Die Vorsicht reiste immer mit, so war es schon seit Jahren, aber seit dem Kroatien-Zwischenfall umso mehr. Mit Argusaugen wurden die Nachrichten verfolgt und blieben ein ums andere Mal auch auf dem Namen ihres Cousins Sirius hängen, nach dem man nach wie vor fieberhaft suchte. Er war ausgebrochen, kurz nachdem sie den Dienst wieder angetreten hatte und sie spürte die Anspannung in der Abteilung. Spürte sie auch beim Zaubereiminister und anderen hohen Politikern, die sich dieser Tage insbesondere um Harry Potter Sorgen machten. Der Junge, dessen Patenonkel ihr Cousin war. Dessen Eltern er hatte ermorden lassen. Wieder kam man auf sie zu - ob sie nicht noch irgendwelche Details wisse, die bei der Ergreifung des Flüchtigen helfen könnten. Nein, wusste sie nicht. Umso mehr sie sich Sorgen machte, desto mehr stürzte sie sich in die Arbeit.

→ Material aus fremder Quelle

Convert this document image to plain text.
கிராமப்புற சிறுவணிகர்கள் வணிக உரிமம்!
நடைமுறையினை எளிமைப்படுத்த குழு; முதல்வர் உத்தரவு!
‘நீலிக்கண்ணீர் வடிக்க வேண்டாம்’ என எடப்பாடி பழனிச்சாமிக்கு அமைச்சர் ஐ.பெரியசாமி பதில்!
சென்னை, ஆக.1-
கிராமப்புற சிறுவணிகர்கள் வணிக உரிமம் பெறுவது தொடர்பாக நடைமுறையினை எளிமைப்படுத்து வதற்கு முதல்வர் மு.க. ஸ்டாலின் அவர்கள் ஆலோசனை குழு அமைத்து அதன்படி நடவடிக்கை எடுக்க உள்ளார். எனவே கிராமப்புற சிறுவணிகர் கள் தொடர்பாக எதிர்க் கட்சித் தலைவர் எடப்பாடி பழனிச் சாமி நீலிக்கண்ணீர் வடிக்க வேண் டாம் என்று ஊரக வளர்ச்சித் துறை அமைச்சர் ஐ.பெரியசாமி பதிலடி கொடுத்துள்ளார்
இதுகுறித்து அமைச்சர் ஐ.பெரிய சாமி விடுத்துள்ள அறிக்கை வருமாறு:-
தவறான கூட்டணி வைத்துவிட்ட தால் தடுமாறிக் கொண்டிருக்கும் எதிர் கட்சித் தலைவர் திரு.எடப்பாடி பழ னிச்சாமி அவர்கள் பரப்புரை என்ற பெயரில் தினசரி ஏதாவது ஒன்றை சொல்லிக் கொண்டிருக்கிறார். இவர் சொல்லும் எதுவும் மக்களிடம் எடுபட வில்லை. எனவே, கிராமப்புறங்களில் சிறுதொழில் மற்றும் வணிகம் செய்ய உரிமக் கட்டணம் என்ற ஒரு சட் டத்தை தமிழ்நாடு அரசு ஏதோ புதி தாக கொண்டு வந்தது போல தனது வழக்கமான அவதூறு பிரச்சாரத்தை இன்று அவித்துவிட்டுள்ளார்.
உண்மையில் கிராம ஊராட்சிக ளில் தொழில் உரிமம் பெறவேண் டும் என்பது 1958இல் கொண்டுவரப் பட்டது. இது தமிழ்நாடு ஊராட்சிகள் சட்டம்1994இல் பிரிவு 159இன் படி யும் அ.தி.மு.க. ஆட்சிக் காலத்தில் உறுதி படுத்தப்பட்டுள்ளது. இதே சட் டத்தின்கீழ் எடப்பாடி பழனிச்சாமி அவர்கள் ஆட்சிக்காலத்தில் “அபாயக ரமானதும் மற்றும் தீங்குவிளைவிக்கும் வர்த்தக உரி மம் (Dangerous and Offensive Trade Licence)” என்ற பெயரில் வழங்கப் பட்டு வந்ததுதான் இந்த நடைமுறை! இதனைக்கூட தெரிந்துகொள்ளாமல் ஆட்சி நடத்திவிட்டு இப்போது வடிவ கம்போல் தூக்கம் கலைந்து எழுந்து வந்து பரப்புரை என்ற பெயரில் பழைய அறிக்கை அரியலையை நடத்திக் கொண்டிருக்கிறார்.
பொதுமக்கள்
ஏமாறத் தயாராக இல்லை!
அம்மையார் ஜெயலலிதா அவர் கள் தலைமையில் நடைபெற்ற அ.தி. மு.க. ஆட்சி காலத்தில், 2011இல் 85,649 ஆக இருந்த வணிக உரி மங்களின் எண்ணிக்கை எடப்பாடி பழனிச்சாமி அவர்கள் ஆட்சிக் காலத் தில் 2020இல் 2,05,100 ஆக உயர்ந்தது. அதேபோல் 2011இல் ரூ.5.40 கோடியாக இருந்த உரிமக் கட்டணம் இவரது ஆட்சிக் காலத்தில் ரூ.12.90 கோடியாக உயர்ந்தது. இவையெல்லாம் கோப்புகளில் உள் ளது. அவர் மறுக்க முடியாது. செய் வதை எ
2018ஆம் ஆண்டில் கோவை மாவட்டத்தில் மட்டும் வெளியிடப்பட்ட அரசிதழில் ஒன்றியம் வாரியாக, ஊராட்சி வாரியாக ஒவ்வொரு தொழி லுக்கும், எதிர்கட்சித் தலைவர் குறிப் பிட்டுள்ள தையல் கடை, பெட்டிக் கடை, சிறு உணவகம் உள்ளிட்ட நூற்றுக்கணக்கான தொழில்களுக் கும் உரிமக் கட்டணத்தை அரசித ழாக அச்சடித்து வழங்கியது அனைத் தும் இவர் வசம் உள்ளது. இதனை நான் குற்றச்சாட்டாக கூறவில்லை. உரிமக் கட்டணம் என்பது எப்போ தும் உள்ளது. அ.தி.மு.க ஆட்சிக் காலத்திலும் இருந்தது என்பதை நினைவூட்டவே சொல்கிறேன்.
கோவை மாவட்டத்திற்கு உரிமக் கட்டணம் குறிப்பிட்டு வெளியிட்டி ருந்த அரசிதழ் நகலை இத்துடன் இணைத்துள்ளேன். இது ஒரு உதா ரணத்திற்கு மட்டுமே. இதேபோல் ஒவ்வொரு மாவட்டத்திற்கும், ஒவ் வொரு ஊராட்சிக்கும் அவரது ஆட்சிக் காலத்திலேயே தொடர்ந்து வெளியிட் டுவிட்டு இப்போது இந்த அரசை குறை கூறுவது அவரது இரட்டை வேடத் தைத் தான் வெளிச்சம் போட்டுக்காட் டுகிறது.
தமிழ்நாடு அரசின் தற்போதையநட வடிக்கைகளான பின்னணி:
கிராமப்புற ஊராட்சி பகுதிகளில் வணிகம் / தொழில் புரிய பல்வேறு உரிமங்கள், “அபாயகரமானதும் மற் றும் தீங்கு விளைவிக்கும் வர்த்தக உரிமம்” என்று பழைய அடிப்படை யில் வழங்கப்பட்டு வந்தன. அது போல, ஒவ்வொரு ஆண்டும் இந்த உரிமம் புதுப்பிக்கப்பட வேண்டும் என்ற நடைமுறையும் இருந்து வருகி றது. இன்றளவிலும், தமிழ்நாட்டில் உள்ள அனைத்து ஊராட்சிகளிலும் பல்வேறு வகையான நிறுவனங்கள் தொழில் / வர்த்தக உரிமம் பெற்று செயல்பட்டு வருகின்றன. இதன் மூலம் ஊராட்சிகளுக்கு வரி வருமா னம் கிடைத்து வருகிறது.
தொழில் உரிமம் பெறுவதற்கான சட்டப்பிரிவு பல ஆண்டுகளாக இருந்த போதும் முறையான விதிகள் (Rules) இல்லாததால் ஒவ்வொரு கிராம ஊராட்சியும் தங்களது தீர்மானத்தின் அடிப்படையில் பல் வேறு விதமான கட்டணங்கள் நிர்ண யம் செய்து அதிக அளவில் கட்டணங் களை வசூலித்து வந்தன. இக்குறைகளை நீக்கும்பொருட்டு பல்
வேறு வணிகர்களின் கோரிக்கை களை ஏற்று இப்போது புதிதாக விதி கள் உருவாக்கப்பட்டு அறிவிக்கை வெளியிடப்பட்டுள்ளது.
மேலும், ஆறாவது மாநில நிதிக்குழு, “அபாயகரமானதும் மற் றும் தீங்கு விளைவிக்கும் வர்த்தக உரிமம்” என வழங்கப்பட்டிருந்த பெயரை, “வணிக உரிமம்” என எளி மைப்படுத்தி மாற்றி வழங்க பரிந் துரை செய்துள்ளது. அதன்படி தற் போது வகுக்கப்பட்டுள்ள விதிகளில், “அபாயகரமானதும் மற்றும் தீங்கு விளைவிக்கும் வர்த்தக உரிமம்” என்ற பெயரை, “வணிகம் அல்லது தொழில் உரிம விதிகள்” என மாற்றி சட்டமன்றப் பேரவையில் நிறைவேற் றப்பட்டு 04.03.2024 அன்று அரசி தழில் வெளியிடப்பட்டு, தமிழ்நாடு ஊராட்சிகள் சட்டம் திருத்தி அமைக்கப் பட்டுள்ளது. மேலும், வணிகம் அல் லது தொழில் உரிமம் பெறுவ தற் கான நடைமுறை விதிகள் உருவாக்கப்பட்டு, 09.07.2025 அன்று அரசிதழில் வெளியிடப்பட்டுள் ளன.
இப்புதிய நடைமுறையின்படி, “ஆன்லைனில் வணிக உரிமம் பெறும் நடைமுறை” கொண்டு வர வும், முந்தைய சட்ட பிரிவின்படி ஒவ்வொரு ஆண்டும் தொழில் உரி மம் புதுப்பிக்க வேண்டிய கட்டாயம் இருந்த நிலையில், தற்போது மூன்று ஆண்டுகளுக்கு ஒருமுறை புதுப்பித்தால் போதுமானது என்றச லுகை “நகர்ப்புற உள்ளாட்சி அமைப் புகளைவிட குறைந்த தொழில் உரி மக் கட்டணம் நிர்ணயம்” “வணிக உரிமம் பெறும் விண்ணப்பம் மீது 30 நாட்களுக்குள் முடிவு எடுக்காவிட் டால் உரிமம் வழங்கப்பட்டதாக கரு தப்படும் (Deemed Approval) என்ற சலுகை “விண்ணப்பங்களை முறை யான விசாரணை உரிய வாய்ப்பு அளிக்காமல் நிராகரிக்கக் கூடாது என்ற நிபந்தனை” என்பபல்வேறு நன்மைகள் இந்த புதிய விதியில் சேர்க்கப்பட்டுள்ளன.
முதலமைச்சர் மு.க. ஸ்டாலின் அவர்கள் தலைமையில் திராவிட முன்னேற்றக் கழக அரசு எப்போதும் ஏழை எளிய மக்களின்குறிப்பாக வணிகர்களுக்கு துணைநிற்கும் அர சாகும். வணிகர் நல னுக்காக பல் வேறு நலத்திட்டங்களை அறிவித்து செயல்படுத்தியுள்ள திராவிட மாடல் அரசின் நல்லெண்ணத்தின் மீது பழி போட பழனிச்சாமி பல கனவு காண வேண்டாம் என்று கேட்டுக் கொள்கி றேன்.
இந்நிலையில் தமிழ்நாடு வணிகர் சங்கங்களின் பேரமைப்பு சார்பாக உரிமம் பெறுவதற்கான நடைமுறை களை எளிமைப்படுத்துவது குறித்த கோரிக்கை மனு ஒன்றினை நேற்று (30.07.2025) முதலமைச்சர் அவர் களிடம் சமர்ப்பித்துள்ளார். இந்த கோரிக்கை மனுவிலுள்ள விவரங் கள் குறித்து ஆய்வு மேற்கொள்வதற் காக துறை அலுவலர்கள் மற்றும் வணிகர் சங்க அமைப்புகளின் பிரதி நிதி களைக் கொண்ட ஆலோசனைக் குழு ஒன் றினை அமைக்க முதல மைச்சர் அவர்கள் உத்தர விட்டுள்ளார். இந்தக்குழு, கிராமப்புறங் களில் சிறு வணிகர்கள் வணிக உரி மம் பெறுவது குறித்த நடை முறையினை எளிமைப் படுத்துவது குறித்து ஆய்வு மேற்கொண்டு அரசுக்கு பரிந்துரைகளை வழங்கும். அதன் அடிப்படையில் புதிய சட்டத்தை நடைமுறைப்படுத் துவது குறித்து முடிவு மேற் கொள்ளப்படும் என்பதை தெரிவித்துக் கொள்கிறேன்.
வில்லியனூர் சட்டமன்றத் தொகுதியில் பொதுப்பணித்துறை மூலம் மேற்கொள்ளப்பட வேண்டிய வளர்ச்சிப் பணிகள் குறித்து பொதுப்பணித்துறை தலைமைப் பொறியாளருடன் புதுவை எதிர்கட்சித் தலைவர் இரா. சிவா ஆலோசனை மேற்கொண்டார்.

Andromeda genoss es nach wie vor, auch selbst mit dazu beizutragen, Geld nach Hause zu bringen, nützlich zu sein und die Welt bereisen zu dürfen. Allerdings bestand sie nun darauf, im Vorhinein in die Sicherheitskonzepte Einsicht zu bekommen und stellte sich dann entweder Diskussionen mit dem Teamleiter, oder sagte ihre Anwesenheit generell ab, wenn es ihr zu brenzlig wirkte. Ein Verhalten, das von einigen belächelt wurde, sie in den Augen anderer wiederum im Respekt steigen ließ. Andromeda Tonks machte nicht mit, wenn sie mit Plänen nicht einverstanden war, Gefahrenzulage hin oder her. Sie stand für sich ein und riskierte damit durchaus ihren Job.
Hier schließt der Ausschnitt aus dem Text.